Une remarque que j’entends faire autour de moi, c’est qu’à en juger par l’uniforme, l’armée allemande doit coûter moins cher que la nôtre, ce qui ne l’empêche pas d’être parfaitement équipée pour le service. Tout y est simple et subordonné à l’utile, sans cet étalage d’oripeaux et de fanfreluches que nous aimons tant, et qui entraînent tant de frais en pure perte. De plus les personnes âgées disent qu’elles reconnaissent les uniformes des armées allemandes, d’autrefois, du temps des invasions de 1814 et de 1815, ces deux cadeaux de Napoléon Ier,

soit dit en passant, que Napoléon III renouvelle dans des proportions plus larges encore. Ainsi les troupes bavaroises, prussiennes et les autres ont toujours la même physionomie. Il n’en est pas de même chez nous, où nos costumes militaires sont sans cesse remaniés sans que nous soyons jamais contents de ce que nous avons trouvé et que nous sachions jamais nous y tenir. On dirait que notre armée est habillée par des modistes. Renonçons donc enfin à cette manie de changement qui ne permet plus à rien de durer. Respectons au moins nos uniformes et ne les traitons plus comme nos Constitutions politiques.

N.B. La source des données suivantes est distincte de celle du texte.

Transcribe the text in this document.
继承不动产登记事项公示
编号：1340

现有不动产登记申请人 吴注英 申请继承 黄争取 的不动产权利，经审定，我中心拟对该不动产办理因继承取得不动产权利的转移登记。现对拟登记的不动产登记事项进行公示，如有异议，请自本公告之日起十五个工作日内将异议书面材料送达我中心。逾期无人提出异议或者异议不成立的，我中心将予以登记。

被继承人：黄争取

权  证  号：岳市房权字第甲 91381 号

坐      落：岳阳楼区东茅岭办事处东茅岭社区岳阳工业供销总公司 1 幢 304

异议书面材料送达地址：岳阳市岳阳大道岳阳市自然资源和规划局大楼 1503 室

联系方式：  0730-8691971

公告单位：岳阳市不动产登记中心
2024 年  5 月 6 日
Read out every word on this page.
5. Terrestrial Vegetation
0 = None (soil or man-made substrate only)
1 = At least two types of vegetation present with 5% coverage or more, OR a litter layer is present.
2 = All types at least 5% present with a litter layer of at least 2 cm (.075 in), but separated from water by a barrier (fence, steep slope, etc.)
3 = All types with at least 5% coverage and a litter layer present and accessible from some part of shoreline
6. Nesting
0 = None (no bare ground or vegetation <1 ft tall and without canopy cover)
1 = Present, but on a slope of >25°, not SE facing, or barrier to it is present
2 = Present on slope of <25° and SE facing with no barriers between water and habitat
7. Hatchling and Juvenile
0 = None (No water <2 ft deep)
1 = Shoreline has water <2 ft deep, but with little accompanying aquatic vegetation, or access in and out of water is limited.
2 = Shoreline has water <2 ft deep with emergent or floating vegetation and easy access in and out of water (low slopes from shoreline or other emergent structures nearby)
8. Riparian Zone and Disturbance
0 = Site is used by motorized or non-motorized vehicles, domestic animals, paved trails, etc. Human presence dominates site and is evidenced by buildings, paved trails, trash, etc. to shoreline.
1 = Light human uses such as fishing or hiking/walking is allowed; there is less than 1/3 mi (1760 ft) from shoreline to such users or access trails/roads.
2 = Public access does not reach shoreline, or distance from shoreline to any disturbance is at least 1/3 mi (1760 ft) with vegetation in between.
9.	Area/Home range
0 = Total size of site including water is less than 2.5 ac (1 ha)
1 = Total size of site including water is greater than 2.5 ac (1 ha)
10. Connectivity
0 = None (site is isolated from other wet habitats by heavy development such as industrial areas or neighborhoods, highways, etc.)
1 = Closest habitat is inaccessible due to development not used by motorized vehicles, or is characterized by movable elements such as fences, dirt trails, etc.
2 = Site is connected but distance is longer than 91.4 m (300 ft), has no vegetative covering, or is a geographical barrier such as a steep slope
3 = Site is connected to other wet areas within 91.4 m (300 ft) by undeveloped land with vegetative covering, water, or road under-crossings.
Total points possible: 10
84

La journée a été rude pour la ville et nous ne sommes qu’au commencement. Voici le nombre et la nature des rations qui ont été fournies aux Prussiens aujourd’hui : Vin, 1 000 litres ; Pain, 4 200 kilogrammes ; Riz, 3 500 kil. ; Café, 1 400 kil. ; Viande, 1 260 kil. ; Clous à ferrer, 125 kil. ; Fers, 11 kil. ; Chevaux, 60. Notez qu’il ne s’agit ici que des chevaux de luxe tels que ceux de M. Gouy, à qui on a pris les trois plus belles bêtes de son écurie. Quant aux chevaux de réquisitions, on ne les compte pas.